Yes, it is. When you look at finish times of several top marathons and several top Ironman triathlons -- each of which we've competed in -- you'll see that an Ironman marathon can be faster, on average.
The marathons at Ironman Austria, Ironman Switzerland, New York City Marathon and Chicago Marathon are all in the 4:25 range. Ironman New Zealand and RnR Arizona Marathon are nearly identical at about 4:35, on average. RnR San Diego Marathon's average finish time of 4:52 roughly equals the average of 25 Ironman marathons, and is only a few minutes faster than Ironman marathons in Lake Placid, Canada, Florida and Arizona.
Very interesting, all fact-based, nice trivia, but still, perplexing . . . how can it be?
It's a bit of an illusion, actually.
A first reality check is our own experience running marathons on each of these courses. Our regular marathon times were roughly 40 to 45 minutes faster than on Ironman courses. Our fastest marathon was a 2:54 in Boston; the same year we ran a 3:36 personal best Ironman marathon in Lake Placid.
The next check is comparing the average of 25 top marathons -- 4:24 -- with the average marathon at 25 top Ironman triathlons -- 4:50 -- a difference of 25 minutes.
The reality is, there's more to an average marathon finish time than meets the eye.
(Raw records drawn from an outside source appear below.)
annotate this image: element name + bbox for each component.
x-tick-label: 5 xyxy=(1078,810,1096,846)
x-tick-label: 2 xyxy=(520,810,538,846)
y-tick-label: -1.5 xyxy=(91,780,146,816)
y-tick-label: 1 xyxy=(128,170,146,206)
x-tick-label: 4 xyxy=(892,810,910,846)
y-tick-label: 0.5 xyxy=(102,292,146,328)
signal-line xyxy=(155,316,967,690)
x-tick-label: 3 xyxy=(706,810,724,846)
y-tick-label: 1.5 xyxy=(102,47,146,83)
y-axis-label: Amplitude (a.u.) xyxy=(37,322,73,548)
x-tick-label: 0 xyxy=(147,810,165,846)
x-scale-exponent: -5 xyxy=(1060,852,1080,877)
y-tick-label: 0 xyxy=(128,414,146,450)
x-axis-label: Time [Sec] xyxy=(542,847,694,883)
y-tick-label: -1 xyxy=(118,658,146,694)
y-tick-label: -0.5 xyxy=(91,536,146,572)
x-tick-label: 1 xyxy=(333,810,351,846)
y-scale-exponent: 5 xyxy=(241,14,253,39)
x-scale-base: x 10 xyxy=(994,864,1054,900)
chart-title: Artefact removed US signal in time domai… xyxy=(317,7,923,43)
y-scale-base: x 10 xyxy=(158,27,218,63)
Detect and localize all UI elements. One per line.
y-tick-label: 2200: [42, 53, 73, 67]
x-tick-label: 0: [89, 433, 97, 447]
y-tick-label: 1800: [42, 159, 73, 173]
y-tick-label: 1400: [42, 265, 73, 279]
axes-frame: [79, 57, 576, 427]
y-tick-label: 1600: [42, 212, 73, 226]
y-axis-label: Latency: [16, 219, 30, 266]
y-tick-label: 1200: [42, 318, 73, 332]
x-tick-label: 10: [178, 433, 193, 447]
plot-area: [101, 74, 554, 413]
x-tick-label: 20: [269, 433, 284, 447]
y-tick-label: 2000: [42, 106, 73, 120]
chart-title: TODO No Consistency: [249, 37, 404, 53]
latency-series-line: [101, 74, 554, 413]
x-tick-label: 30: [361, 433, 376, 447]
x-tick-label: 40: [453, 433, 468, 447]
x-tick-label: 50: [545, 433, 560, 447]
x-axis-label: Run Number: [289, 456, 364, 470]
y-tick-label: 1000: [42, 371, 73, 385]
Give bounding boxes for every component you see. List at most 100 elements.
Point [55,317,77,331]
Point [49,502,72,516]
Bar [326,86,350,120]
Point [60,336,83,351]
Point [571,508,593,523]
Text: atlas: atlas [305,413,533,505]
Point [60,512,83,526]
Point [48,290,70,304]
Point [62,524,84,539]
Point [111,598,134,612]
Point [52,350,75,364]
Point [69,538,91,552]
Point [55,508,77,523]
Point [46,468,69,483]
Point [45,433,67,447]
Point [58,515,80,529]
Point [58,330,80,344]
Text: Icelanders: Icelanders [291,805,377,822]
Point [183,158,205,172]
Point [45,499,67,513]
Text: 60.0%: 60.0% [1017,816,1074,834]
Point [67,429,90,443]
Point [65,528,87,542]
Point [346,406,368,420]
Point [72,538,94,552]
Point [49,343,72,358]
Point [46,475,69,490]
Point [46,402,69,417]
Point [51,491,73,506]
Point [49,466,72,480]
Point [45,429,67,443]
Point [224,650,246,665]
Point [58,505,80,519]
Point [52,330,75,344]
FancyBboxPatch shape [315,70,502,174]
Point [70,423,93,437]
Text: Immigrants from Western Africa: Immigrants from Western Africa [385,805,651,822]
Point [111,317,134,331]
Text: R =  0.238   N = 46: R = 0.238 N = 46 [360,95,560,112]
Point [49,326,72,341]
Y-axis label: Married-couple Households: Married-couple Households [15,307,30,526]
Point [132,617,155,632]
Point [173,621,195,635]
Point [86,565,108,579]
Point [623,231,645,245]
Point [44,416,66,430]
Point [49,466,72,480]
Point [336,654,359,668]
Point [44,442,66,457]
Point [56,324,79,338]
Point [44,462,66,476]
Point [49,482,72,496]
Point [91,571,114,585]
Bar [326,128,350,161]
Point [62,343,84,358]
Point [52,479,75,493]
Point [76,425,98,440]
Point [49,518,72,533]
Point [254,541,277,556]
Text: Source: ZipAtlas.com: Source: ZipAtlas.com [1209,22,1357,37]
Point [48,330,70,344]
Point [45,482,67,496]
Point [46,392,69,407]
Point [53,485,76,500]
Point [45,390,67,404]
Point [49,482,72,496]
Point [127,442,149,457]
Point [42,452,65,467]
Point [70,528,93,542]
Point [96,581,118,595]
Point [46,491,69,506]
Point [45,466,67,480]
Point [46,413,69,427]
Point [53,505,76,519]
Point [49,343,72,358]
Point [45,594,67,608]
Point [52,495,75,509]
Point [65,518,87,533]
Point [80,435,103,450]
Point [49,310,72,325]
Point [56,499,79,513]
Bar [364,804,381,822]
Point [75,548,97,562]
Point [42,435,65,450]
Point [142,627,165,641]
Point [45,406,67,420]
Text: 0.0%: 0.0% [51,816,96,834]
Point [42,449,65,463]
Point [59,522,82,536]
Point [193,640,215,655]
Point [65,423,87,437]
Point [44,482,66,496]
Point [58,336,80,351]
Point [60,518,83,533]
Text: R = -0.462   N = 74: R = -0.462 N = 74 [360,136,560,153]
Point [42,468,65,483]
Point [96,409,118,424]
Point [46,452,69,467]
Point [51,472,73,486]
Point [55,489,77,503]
A very recent trend has shown more women than men run regular marathons; but Ironman triathletes tend to be male. Women's regular marathon times are slower than men's; see our analysis of New York City marathon results and number of runners per age group, for example. In contrast, it's not uncommon for men to represent 75% or more of the field at an ironman triathlon. And the men run faster ironman marathons.
We'll be presenting a side-by-side age group marathon comparison shortly. Until then, you have to admit, it's pretty interesting that an ironman marathon can be faster than a regular marathon.